In Williams’ post-yankees life, the music never ends
Bernie Williams knows the feeling of bringing down Yankee Stadium with a walk-off home run in October, twice, in fact. He knows what it’s like to be on the field for the clinching of a World Series, four times over.
What can replace those moments when baseball ends as it did for Williams in 2007?
“I mean, I played the Blue Note last week, man,” said Williams, classically trained guitarist and Latin Grammy-nominated artist. “From standpoint of being a retired baseball player, to go all the way up to one of the iconic jazz venues, not only in New York but in the whole world. Everybody who’s who wants to go to the Blue Note and play.
“I had an experience [in Connecticut in 2012] when I played in a tribute to Dave Brubeck, and his son Darius was in the band, and we were playing ‘Take Five,’ his iconic piece of jazz music, and it almost felt like an out-of-body experience, playing with those cats. And then the next day, I’m playing with Twisted Sister — ‘We’re Not Gonna Take It’ — on Long Island.”
Who else has played with Derek Jeter and Bruce Springsteen? Williams, 52, a man of multiple muses, will gather his band, cross the border into Connecticut and play his expansive repertoire of jazz, rock, tropical rhythms — he can be full of musical surprises — in an outdoor concert at the Ridgefield Playhouse Sunday at 3 p.m.
“We’ve been going there for a long time,” Williams said. “I’m very appreciative of what they’ve done, supporting my career after baseball.”
This time, the music will benefit a cause near to Williams’ heart, the Breathless Campaign, which raises awareness and funds research to fight idiopathic pulmonary fibrosis, the disease that claimed his father, Bernabe Sr., in 2001. One of the songs he will perform has a special meaning.
“One of the tunes, I wrote for my father,” Williams said, “and we requested the public to submit [lyrics for] ‘Para Don Berna,’ and we chose a winner and we are going to perform the tune with the lyrics.”
Williams also works with several programs to promote access to music education, such as Little Kids Rock and the Turnaround Arts programs at Jettie S. Tisdale School in Bridgeport.

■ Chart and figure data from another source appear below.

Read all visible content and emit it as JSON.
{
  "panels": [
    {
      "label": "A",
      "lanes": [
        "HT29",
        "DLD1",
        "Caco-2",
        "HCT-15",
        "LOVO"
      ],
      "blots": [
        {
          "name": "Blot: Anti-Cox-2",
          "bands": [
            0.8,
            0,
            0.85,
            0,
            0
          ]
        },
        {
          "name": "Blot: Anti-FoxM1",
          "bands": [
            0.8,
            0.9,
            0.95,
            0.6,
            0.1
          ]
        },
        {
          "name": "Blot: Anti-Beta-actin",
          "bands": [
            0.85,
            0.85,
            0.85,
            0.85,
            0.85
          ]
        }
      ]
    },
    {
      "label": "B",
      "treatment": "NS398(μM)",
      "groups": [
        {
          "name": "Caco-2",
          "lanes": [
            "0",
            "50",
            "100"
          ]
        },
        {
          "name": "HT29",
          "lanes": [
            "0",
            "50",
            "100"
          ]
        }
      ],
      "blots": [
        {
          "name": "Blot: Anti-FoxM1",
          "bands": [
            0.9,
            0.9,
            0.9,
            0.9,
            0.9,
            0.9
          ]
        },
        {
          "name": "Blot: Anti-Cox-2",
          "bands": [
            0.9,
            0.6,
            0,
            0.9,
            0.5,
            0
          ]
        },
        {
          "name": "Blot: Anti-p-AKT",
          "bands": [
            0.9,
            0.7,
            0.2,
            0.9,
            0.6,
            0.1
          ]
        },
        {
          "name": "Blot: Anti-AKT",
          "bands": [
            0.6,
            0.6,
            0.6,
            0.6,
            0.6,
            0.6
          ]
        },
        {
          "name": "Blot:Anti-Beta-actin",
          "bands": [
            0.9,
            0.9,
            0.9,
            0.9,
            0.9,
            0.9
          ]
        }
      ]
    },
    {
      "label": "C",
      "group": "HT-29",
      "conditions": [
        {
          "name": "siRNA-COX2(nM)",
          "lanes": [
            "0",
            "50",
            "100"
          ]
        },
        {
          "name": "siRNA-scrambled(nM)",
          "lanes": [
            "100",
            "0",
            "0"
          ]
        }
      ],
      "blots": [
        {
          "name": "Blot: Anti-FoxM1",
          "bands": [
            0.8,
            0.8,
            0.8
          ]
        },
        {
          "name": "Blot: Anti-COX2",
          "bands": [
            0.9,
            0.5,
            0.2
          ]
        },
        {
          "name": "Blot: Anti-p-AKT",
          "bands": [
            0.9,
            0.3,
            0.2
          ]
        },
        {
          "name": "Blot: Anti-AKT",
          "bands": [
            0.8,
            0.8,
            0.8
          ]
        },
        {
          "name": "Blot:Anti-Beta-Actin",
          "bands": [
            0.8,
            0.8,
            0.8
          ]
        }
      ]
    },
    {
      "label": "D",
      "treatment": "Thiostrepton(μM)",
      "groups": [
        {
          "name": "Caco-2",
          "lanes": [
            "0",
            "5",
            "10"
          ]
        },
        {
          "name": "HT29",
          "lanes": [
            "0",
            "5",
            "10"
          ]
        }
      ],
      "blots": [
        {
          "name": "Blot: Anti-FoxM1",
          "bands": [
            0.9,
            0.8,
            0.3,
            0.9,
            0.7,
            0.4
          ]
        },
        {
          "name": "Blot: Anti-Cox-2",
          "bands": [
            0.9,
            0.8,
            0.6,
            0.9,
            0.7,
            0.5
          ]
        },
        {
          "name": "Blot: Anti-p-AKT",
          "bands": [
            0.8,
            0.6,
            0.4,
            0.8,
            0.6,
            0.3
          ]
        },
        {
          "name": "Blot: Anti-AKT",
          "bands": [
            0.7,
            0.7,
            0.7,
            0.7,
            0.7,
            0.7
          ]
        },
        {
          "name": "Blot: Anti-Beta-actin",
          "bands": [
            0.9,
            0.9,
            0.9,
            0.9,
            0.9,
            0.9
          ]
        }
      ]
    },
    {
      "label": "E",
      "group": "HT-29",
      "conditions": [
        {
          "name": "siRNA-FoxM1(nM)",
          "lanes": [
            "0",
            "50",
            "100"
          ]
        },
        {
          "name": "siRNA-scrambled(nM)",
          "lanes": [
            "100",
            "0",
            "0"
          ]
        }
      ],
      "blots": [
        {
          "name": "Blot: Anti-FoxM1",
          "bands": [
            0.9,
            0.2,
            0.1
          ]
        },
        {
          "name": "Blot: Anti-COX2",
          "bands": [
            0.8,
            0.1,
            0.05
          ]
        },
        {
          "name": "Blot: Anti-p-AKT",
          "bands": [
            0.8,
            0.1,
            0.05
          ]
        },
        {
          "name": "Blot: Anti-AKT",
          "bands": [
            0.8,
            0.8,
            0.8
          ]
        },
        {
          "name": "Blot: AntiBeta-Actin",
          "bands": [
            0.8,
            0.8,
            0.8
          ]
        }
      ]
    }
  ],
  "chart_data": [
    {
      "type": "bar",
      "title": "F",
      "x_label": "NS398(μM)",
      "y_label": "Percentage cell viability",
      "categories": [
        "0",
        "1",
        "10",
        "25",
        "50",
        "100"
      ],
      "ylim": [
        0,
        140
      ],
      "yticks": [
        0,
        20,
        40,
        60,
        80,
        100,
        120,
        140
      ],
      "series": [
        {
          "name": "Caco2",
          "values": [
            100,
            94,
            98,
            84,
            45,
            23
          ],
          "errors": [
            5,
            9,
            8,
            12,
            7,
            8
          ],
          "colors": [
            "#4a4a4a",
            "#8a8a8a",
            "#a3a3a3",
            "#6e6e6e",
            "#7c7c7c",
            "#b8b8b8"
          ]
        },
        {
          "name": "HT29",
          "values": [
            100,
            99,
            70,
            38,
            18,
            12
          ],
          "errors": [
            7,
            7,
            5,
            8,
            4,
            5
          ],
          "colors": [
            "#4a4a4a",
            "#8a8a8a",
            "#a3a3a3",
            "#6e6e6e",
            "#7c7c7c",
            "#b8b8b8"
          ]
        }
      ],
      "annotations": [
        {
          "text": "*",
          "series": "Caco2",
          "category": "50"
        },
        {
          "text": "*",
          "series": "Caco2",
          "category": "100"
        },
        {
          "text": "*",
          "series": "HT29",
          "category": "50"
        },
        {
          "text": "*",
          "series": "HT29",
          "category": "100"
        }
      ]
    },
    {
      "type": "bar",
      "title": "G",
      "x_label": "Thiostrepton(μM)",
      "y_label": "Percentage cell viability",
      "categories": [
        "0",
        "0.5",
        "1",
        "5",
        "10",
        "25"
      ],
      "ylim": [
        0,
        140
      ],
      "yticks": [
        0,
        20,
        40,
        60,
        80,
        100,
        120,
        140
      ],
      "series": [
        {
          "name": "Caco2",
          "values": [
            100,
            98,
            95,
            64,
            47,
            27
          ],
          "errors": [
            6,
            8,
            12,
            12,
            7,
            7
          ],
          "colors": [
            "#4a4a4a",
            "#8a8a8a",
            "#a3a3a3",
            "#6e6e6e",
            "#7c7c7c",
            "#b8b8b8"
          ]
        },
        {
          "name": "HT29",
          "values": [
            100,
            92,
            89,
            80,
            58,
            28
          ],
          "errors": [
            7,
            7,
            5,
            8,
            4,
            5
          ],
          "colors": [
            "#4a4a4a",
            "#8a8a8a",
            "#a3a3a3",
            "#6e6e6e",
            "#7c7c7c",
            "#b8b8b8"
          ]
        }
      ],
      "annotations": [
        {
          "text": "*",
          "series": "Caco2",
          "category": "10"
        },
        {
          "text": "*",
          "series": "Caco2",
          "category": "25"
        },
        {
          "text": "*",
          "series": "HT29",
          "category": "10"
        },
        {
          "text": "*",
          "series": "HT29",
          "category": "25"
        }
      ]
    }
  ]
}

“You see in a tangible way how music and the arts are positively, exponentially, influencing the test results in these kids,” he said. “You cannot dispute how important arts and music are in the core curriculum, it’s so beneficial to these kids.”
The transition from baseball to another walk of life is a struggle for many. Even those determined to walk away end up back at the ballpark in one way or another. For Williams, born and raised in Puerto Rico, music and baseball were always parallel passions. He was still playing for the Yankees when he released his first album, “The Journey Within” in 2003. His second, “Moving Forward ,” which earned his Latin Grammy nomination, came out in 2009.
In explaining Williams introspective demeanor, manager Joe Torre often said he was an artist as much as an athlete. He played from 1991-2006, handling the center field covered before him by Joe Dimaggio and Mickey Mantle, hitting .297 with
287 homers and five All-star appearances. Williams’ 80 RBI in postseason play remains the MLB record. The days following 9/11 are among his most indelible memories.
The baseball journey,
Williams delighted in recalling, came though the Hartford area at a formative time. The Yankees were planning to sign him as he turned 17 in September 1985, but in the meantime had to hide him for a few weeks that summer. They arranged for him to attend a camp at Cheshire Academy and he played a handful of games in the Greater Hartford Twilight League.
“They were the ones that started introducing me to the American culture,” Williams said. “It was a really beautiful time in my life, filled with excitement and uncertainty, being a little anxious. Playing in that league, I was not to be showcased too much. They wanted to keep me under wraps, but I didn’t understand it and I was frustrated, ‘Why don’t I get to play?’ ”
When he became a Yankee star, Williams remembered being in awe of Dimaggio and worried that, given his rep for aloofness, he might shut down the new kid in center field. Williams was relieved when Dimaggio walked by his locker in 1996 and said, “Keep up the good work.” Mantle, more gregarious, signed a ball for Williams inscribing it, “Bernie, you’re great.” With his
No. 51 retired Williams is a permanent member of the club of great Yankees center fielders.
Now he’s part of another club. The expectation of performance is there, but the interaction with musicians he admires, Williams says, provides the joy and happiness in his post-baseball life.
“The key is having a self-introspection to figure out, what is the thing that gives you butterflies in your stomach, the adrenaline that I felt when I was playing baseball?” Williams said. “It’s like living life
150 miles an hour and then returning and gong the school-speed limit. You’ve got to fill your days with things that make you feel excited and pumped up. Choosing to transition to music, I knew if I put in the work, I could become quite decent and open a world of possibilities. Maybe sports could help me to have that pre-emptive reputation, but at the end of the day you still have to play the music and you still have to show that you’re a musician.”